Inspirado no histórico conto gótico, Nosferatu impressiona e deslumbra no cinema
Emocionante, repulsivo e bonito em igual medida, o diretor e roteirista Robert Eggers traz um trabalho mergulhado em uma atmosfera densa e poesia macabra, sombria, um sonho febril primorosamente elaborado.
Eggers, mesmo com uma carreira ainda curta, por ter 41 anos, já marca o cinema com seus filmes de estética peculiar, roteiros originais, design de produção, som e edição impecáveis. Começando pelo seu filme de estreia, o brilhante e aclamado pela crítica A Bruxa (2016), e os bons filmes O Farol (2019) e O Homem do Norte (2022).
Seu primeiro filme enfatiza a Nova Inglaterra dos anos 1630, onde uma família de agricultores expulsa de um assentamento puritano encontra feitiçaria na floresta. Seu segundo, O Farol, coloca dois homens da década de 1890 em isolamento claustrofóbico em uma ilha inóspita, açoitados pelos elementos e pelas tempestades furiosas do local. Seu terceiro, O Homem do Norte, voltou aos tempos medievais com uma saga de vingança viking maluca de sangue e tripas. Deve ter dado pra perceber que sou fã do trabalho de Eggers e recomendo todos os seus filmes.
Em Nosferatu, Eggers apresenta uma adaptação em que ele dizia ter vontade de fazer desde o início da carreira. Até então, todos os seus filmes eram de roteiros originais. No entanto, Nosferatu, apesar de uma adaptação, é sua própria criação hipnotizante, uma combinação superlativa de direção e material.

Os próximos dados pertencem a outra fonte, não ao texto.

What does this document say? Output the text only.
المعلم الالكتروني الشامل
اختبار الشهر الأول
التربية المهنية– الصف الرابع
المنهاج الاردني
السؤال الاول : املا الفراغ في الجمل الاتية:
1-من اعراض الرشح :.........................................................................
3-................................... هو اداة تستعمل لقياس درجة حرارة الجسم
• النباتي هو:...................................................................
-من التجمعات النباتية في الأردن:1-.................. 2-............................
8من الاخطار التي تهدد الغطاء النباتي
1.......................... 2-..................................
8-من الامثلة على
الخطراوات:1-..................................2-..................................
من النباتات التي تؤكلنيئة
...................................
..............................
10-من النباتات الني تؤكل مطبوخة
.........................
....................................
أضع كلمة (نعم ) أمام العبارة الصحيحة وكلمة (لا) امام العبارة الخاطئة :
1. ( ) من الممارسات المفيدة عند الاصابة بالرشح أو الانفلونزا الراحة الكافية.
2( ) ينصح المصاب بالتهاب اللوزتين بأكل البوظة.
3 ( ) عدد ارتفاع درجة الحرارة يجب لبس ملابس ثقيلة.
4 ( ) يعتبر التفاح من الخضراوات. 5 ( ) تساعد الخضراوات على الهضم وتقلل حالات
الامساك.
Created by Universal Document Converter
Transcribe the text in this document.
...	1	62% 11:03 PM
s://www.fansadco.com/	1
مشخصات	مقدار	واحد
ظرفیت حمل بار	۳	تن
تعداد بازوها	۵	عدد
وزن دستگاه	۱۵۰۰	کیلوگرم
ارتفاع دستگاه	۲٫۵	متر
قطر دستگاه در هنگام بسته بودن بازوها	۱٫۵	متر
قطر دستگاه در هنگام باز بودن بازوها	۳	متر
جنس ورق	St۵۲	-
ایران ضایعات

Incrivelmente inquietante e angustiante, o conto gótico de obsessão de Eggers gira em torno de Ellen Hutter (Lily-Rose Depp), uma mulher doente e assombrada, seu marido obediente Thomas Hutter (Nicholas Hoult) e o misterioso Conde Orlok (Bill Skarsgård), um vampiro apaixonado por ela, chamando-a de todo lugar, espaço, sonhos e pesadelos.
A pedido de seu empregador, Herr Knock (Simon McBurney), Thomas viaja para a Transilvânia para conhecer o Conde Orlok, um cliente em potencial que deseja vender seu castelo e mudar-se para a cidade. Enquanto isso, sua esposa, atormentada por essas visões horríveis, implora que ele não vá. Mas a necessidade de dinheiro e o cumprimento do dever vêm em primeiro lugar, o que, desde o inicio da viagem, se mostra um erro.
O Conde Orlok de Eggers é marcante como das outras vezes que o personagem foi interpretado no cinema, mas tem características que reinventam o vampiro, este Orlok é movido por desejo, com uma presença ameaçadora por fala e movimentação que geram desconforto no espectador.
Ellen está longe de ser uma vitima passiva, mas é atormentada de todas as maneiras e não consegue mais lidar sozinha com o problema que enfrenta. Na ausência de seu marido, que não manda notícias, acaba tendo o apoio de uma família de amigos, um médico e até um ocultista.
Nosferatu não apenas parece esteticamente de cair o queixo, mas a composição de Eggers e os movimentos de câmera bem orquestrados – planos de rastreamento, panorâmicas e muitos deles inventivos, com o uso brilhante de transições criativas e inspiradas – impressionam profundamente. É uma nova linguagem visual para uma obra antiga e torna um drama fascinante ainda mais hipnotizante.
Para quem ainda não conhece a história, assistir no cinema será um deletei completo, um show de cinematografia e mise-en-scène.